In response, Hun Sen launched the 1997 coup, replacing Ranariddh with Ung Hout as the First Prime Minister and maintaining his position as the Second Prime Minister.

In an open letter, Amnesty International condemned the summary execution of FUNCINPEC ministers and the "systematic campaign of arrests and harassment" of political opponents. Thomas Hammarberg, then Special Representative of the Secretary-General for Human Rights in Cambodia, strongly condemned the coup.

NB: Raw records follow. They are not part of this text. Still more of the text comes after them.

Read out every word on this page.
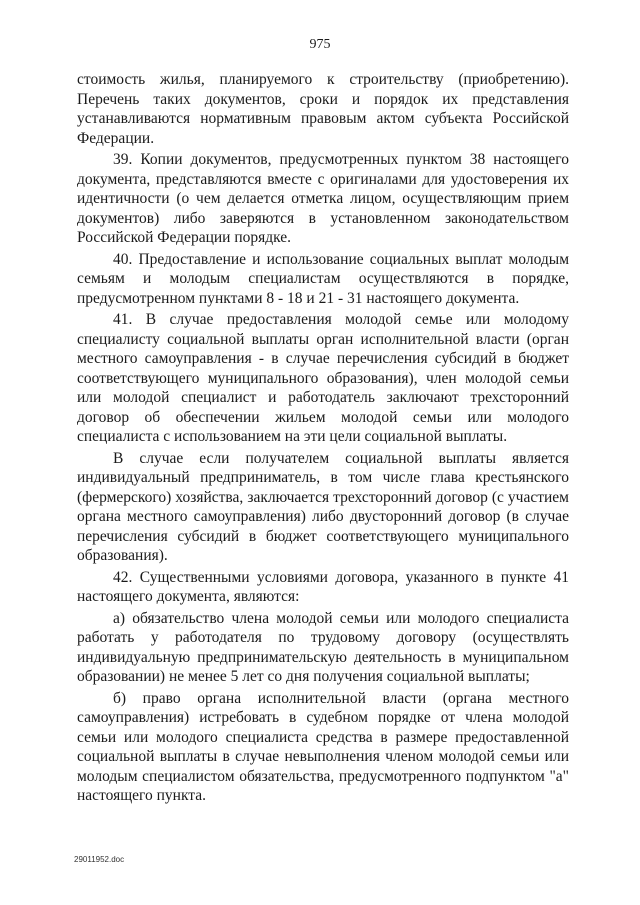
975

стоимость жилья, планируемого к строительству (приобретению). Перечень таких документов, сроки и порядок их представления устанавливаются нормативным правовым актом субъекта Российской Федерации.

39. Копии документов, предусмотренных пунктом 38 настоящего документа, представляются вместе с оригиналами для удостоверения их идентичности (о чем делается отметка лицом, осуществляющим прием документов) либо заверяются в установленном законодательством Российской Федерации порядке.

40. Предоставление и использование социальных выплат молодым семьям и молодым специалистам осуществляются в порядке, предусмотренном пунктами 8 - 18 и 21 - 31 настоящего документа.

41. В случае предоставления молодой семье или молодому специалисту социальной выплаты орган исполнительной власти (орган местного самоуправления - в случае перечисления субсидий в бюджет соответствующего муниципального образования), член молодой семьи или молодой специалист и работодатель заключают трехсторонний договор об обеспечении жильем молодой семьи или молодого специалиста с использованием на эти цели социальной выплаты.

В случае если получателем социальной выплаты является индивидуальный предприниматель, в том числе глава крестьянского (фермерского) хозяйства, заключается трехсторонний договор (с участием органа местного самоуправления) либо двусторонний договор (в случае перечисления субсидий в бюджет соответствующего муниципального образования).

42. Существенными условиями договора, указанного в пункте 41 настоящего документа, являются:

а) обязательство члена молодой семьи или молодого специалиста работать у работодателя по трудовому договору (осуществлять индивидуальную предпринимательскую деятельность в муниципальном образовании) не менее 5 лет со дня получения социальной выплаты;

б) право органа исполнительной власти (органа местного самоуправления) истребовать в судебном порядке от члена молодой семьи или молодого специалиста средства в размере предоставленной социальной выплаты в случае невыполнения членом молодой семьи или молодым специалистом обязательства, предусмотренного подпунктом "а" настоящего пункта.

29011952.doc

Prime Minister of Cambodia 

In the 1998 election, he led the CPP to victory and forming a coalition with FUNCINPEC.

The 2003 Phnom Penh riots resulted in the ransacking of the Thai embassy in Cambodia, following comments made by Thai soap opera actress Suvanant Punnakant, who claimed that Angkor Wat belonged to Thailand. Sen called for a boycott of Thai goods and television shows and criticized the actress shortly before the riots. The riots and Sen's response severely damaged Cambodia–Thailand relations. Sen's Thai counterpart Thaksin Shinawatra closed the borders, expelled the Cambodian ambassador and evacuated Thai citizens from Phnom Penh in response. Thaksin also sent a warning to Hun Sen after witness reports suggested the army and police had not intervened until the embassy was destroyed. Sam Rainsy accused Sen of inciting the riot.

The elections of July 2003 resulted in a larger majority in the National Assembly for the CPP, with FUNCINPEC losing seats to the CPP and the Sam Rainsy Party. However, the CPP's majority was short of the two thirds constitutionally required for the CPP to form a government alone. This deadlock was overcome when a new CPP-FUNCINPEC coalition was formed in mid-2004, with Norodom Ranariddh chosen to be head of the National Assembly and Hun Sen again becoming sole Prime Minister.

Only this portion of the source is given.